Comic Info
Comic Name: Gotham Academy
Publisher: DC Comics
Writer: Becky Cloonan/Brenden Fletcher
Artist: Karl Kerschl/Mingjue Helen Chen
# of Issues: 6
Release Date: 2015
Reprints Gotham Academy #1-6 (December 2014-May 2015). Olive Silverlock finds herself at a new school year at Gotham Academy after an eventful summer that she can’t entirely remember. Olive finds herself bullied and her mother’s troubled past doesn’t help. When a series of mysteries arise at the school, Olive finds herself teamed with “Maps” Mizoguchi (the sister of her ex) to try to find out if Gotham Academy is haunted…but Olive might uncover what she can’t remember about the summer.
Written by Becky Cloonan and Brenden Fletcher, Gotham Academy Volume 1: Welcome to Gotham Academy is a young adult spin-off to the Batman series. The collection features art by Karl Kerschl with additional art by Mingjue Helen Chen for flashbacks and the epilogue.

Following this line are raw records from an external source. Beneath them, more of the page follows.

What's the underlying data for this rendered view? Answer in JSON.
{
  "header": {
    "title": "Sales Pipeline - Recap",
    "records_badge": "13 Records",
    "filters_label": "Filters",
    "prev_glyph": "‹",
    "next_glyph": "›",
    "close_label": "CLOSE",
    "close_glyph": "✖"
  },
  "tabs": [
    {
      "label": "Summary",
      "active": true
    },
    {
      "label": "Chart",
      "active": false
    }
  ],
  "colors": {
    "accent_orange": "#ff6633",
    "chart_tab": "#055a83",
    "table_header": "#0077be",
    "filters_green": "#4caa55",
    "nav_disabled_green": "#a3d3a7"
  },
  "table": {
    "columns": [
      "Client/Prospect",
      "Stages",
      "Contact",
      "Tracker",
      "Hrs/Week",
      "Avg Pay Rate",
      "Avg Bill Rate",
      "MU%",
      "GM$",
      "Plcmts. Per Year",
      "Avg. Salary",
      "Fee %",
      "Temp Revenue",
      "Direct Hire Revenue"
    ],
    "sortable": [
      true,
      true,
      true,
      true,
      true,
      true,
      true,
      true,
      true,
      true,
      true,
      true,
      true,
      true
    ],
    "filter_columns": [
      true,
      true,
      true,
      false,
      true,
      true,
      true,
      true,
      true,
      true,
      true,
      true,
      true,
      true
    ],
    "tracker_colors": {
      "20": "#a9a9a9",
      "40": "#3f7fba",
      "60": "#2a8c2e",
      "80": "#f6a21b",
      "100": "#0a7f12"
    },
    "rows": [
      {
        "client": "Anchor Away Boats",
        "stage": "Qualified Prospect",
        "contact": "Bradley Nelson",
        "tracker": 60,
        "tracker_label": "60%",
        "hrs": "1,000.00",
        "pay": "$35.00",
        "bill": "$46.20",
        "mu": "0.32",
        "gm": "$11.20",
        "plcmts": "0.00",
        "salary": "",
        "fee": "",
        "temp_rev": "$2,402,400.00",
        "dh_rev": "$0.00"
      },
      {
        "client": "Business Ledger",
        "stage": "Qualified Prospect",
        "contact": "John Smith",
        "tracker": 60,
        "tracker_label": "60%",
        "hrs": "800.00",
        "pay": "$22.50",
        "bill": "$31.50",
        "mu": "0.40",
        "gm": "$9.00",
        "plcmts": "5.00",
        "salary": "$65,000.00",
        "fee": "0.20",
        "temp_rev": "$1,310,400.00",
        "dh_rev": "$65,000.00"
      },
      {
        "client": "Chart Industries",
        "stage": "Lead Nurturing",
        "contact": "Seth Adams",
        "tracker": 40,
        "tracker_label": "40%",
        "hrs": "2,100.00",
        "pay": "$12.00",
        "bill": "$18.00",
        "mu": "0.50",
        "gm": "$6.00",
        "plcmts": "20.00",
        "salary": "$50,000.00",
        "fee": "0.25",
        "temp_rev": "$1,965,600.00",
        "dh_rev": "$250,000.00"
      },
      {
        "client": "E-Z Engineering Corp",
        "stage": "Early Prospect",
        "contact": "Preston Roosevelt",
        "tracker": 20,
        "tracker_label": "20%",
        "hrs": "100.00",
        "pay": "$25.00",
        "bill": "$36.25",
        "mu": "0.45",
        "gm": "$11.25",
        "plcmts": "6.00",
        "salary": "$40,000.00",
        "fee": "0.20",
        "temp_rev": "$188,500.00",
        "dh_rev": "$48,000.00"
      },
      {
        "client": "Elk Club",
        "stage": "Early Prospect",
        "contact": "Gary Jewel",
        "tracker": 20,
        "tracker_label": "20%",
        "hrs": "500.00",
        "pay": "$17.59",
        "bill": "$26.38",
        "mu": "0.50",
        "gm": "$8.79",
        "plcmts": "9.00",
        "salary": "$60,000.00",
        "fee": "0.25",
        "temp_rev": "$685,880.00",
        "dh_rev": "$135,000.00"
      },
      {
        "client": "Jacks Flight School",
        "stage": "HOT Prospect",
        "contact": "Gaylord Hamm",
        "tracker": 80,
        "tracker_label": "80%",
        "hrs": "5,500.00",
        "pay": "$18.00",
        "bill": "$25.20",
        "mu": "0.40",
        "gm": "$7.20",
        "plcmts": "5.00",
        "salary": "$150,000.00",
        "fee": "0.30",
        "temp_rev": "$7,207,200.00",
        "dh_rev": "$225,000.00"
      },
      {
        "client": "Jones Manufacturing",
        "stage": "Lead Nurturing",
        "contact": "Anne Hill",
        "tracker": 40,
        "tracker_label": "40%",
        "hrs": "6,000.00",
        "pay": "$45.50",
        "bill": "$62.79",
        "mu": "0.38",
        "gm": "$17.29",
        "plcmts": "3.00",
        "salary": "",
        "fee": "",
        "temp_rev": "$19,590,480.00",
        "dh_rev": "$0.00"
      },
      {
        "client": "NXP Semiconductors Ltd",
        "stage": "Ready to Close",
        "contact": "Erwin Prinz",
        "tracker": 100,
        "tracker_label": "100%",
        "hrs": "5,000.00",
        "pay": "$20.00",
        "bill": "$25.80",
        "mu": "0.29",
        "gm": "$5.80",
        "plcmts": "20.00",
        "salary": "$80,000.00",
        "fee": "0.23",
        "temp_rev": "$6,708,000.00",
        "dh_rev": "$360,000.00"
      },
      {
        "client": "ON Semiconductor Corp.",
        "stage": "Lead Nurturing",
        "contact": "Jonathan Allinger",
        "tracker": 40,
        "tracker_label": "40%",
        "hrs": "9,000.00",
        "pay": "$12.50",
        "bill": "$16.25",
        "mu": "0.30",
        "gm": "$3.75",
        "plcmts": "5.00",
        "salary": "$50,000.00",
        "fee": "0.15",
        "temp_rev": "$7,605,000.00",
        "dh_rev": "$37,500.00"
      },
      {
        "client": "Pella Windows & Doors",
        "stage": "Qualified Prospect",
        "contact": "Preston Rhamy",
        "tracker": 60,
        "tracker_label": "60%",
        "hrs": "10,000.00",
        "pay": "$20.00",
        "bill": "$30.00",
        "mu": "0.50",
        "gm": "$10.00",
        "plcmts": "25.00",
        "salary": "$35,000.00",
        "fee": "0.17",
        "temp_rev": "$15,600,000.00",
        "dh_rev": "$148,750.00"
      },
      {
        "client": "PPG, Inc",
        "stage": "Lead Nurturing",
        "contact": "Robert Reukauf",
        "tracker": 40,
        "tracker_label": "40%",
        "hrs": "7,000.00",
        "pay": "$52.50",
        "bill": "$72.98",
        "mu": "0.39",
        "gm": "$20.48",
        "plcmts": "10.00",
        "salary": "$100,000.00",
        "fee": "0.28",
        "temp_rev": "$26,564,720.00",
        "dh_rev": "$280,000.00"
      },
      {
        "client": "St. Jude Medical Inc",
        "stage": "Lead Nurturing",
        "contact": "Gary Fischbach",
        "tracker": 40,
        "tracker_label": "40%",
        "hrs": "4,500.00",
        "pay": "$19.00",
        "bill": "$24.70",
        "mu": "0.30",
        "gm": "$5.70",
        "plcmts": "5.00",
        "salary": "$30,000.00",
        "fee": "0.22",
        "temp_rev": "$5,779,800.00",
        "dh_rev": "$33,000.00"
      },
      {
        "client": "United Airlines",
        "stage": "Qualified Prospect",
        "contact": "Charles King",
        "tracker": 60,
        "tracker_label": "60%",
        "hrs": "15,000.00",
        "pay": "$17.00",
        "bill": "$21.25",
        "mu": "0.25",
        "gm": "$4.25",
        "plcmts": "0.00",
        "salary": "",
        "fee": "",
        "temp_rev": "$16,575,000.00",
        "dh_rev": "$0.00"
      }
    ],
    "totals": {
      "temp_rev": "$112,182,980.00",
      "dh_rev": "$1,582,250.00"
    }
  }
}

Gotham Academy looked fun. I bought the first issue, enjoyed it, and then forgot it. I went back to the trade paperback after the completion of the first volume of the series and found that it was a fun read…but like many good, solid comics, that doesn’t necessarily keep it in publication.
While not entirely a mystery, the series kind of sets up the story as a bunch of mini-mysteries which keeps you reading. You don’t know what Olive did over the summer, you don’t know if there are ghosts, and you don’t know Olive’s relationship with her mother. The writing keeps you coming back for the next issue.
The comic has a lot of Buffy the Vampire Slayer in it. Olive (like Buffy) starts out as the outcast with a smart sidekick girl as her only friend. Through her ingenuity and actions, Olive manages to befriend a few other students (even if they are frenemies). It is also an interesting set-up between Olive and Batman and Olive and Killer Croc.
The art for the series is solid and vibrant. With the characters and the setting Karl Kerschl gives off a bit of a manga vibe with the art. With Cloonan and Fletcher, Kerschl works to give the characters a real teenage feel to them…and succeeds.
Gotham Academy is a fun little series. The comic balances a bit of a Harry Potter-esque school setting with a Batman world. The characters are fun and different and appeal to a wide range of readers though it could run the risk of being too clever for its own good. I look forward to seeing the trouble that Olive, Maps, and their Scooby-Gang get into next. Gotham Academy 1: Welcome to Gotham Academy was followed by Gotham Academy 2: Calamity.